There are four likely Republican candidates for governor of Pennsylvania come November. They lobby for loosening regulations of natural gas, guns, and corporate taxes. They also want to increase the regulations of abortion. Under current law, Pennsylvania residents can acquire a legal abortion at least 24 weeks into a pregnancy. A Republican governor would likely reduce the time frame available to pregnant mothers to terminate an unwanted pregnancy.

State Senator Doug Mastriano promised to enact just such a bill. There would be no exceptions for pregnancies tied to rape or incest. 

Mastriano would prefer to restrict abortion completely. “I’m at conception, we’re gonna have to work our way towards that,” he said.

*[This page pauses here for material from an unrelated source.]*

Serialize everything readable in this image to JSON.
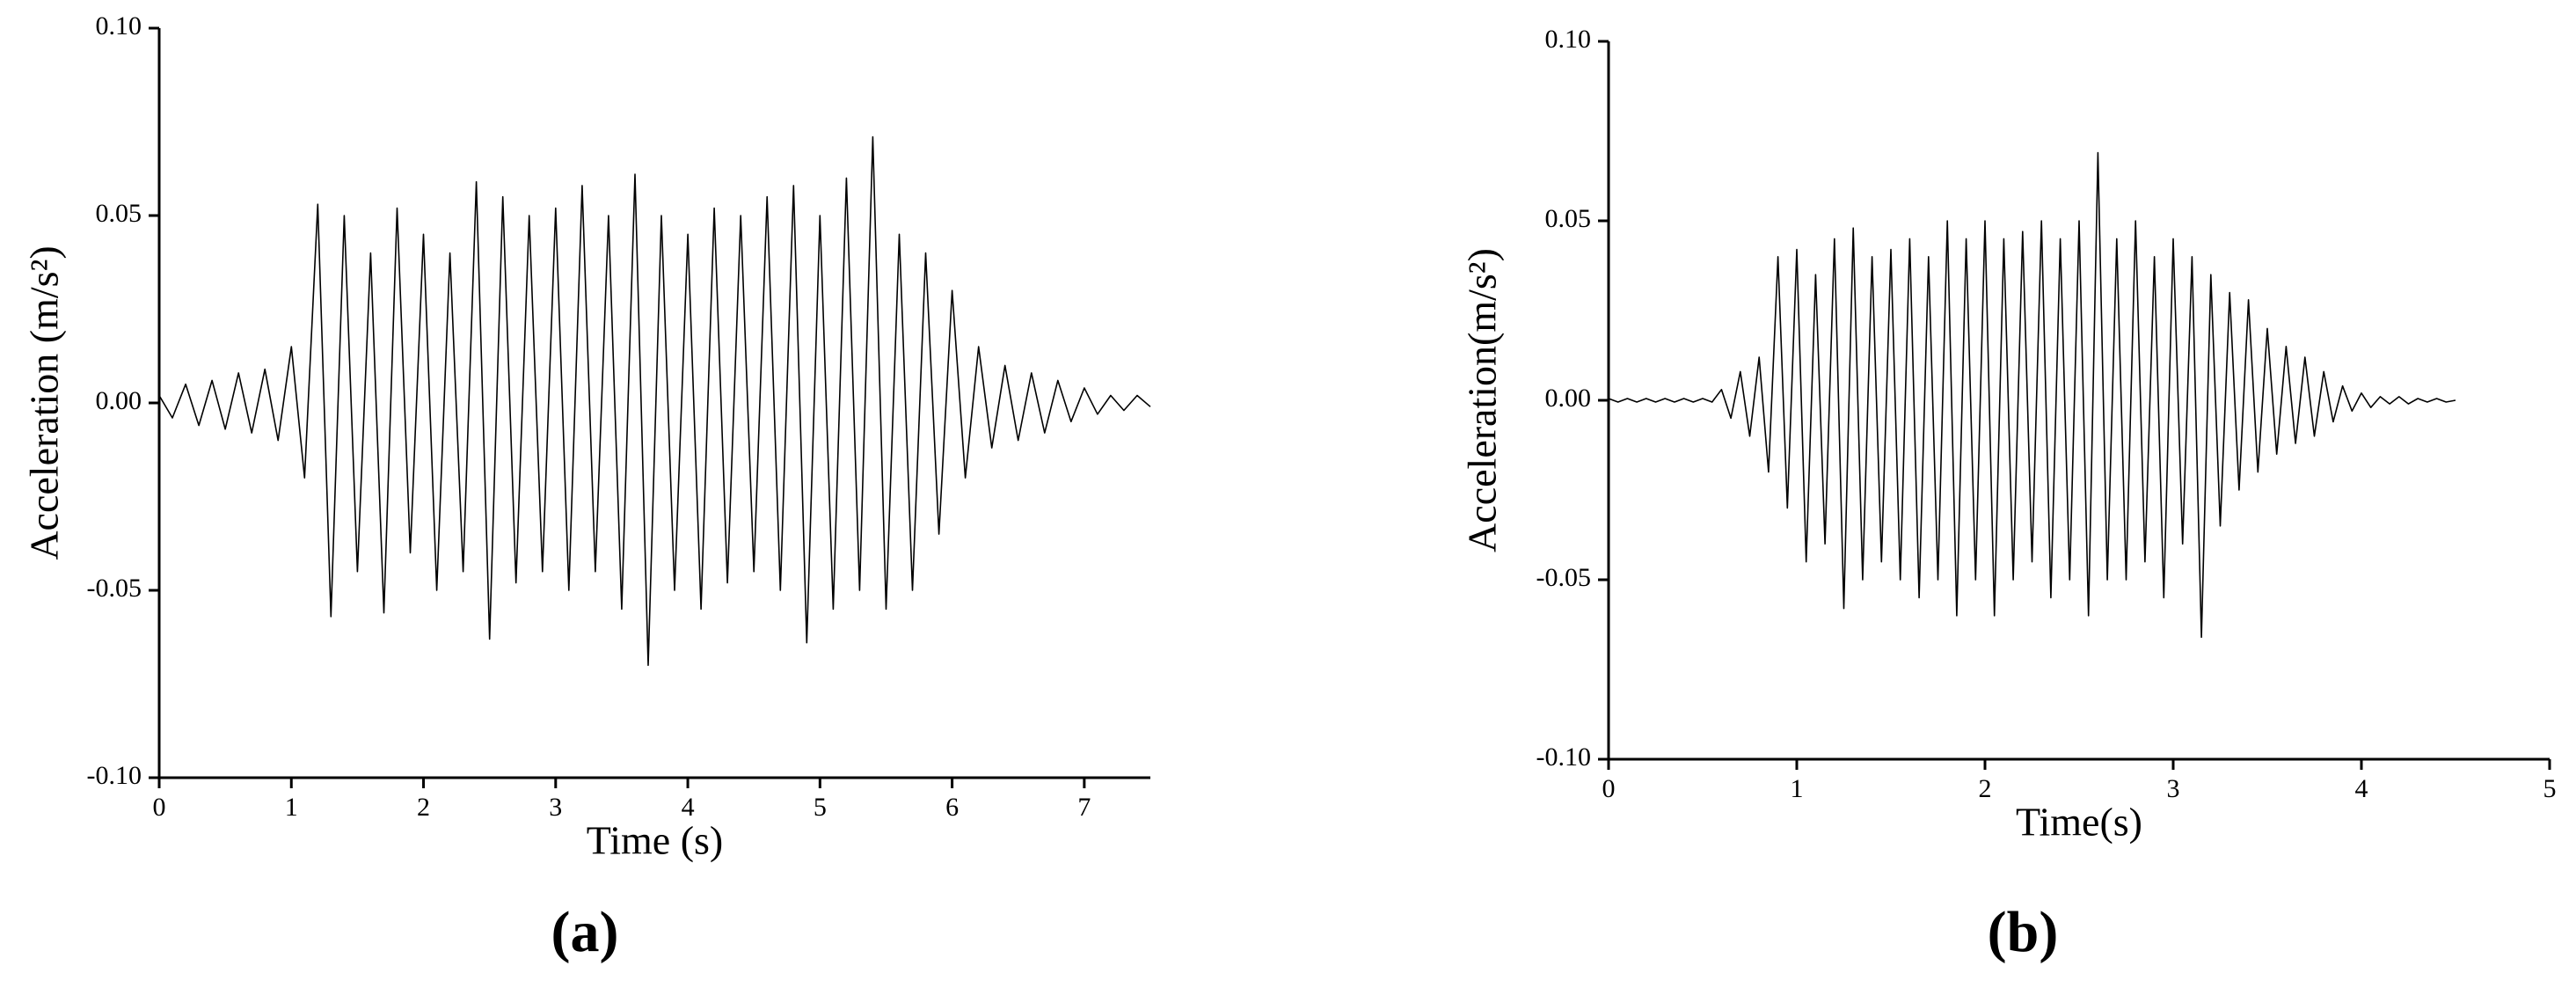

Other Republican candidates agree.

Recent polls found that around 60 percent of all Americans prefer that Roe v. Wade should remain intact, while only 27 percent believe it should be overturned. More than half of the states are likely to ban abortion entirely if Roe v. Wade is overturned in the Supreme Court.

Many states have “trigger laws” surrounding abortion — meaning they go into effect the second a federal law like Roe v. Wade is removed from the books. For example, Alabama has a near-total abortion trigger law ready to go into effect. The state constitution guarantees no protections under the law for those who perform or receive abortions. Pennsylvania has no such laws ready to be upheld, but a new governor might change that quickly.

In 2019, more than 180 CEOs with over 100,000 employees signed a national ad aimed at reasserting their commitment to reproductive care and less restrictive laws. These businesses included Bloomberg, Zoom, Yelp, Postmates, and H&M. 

These business owners explained that reproductive health is linked to overall health and economic security — and even equality. Take away a woman’s right to choose what happens to her own body and you take away her equality.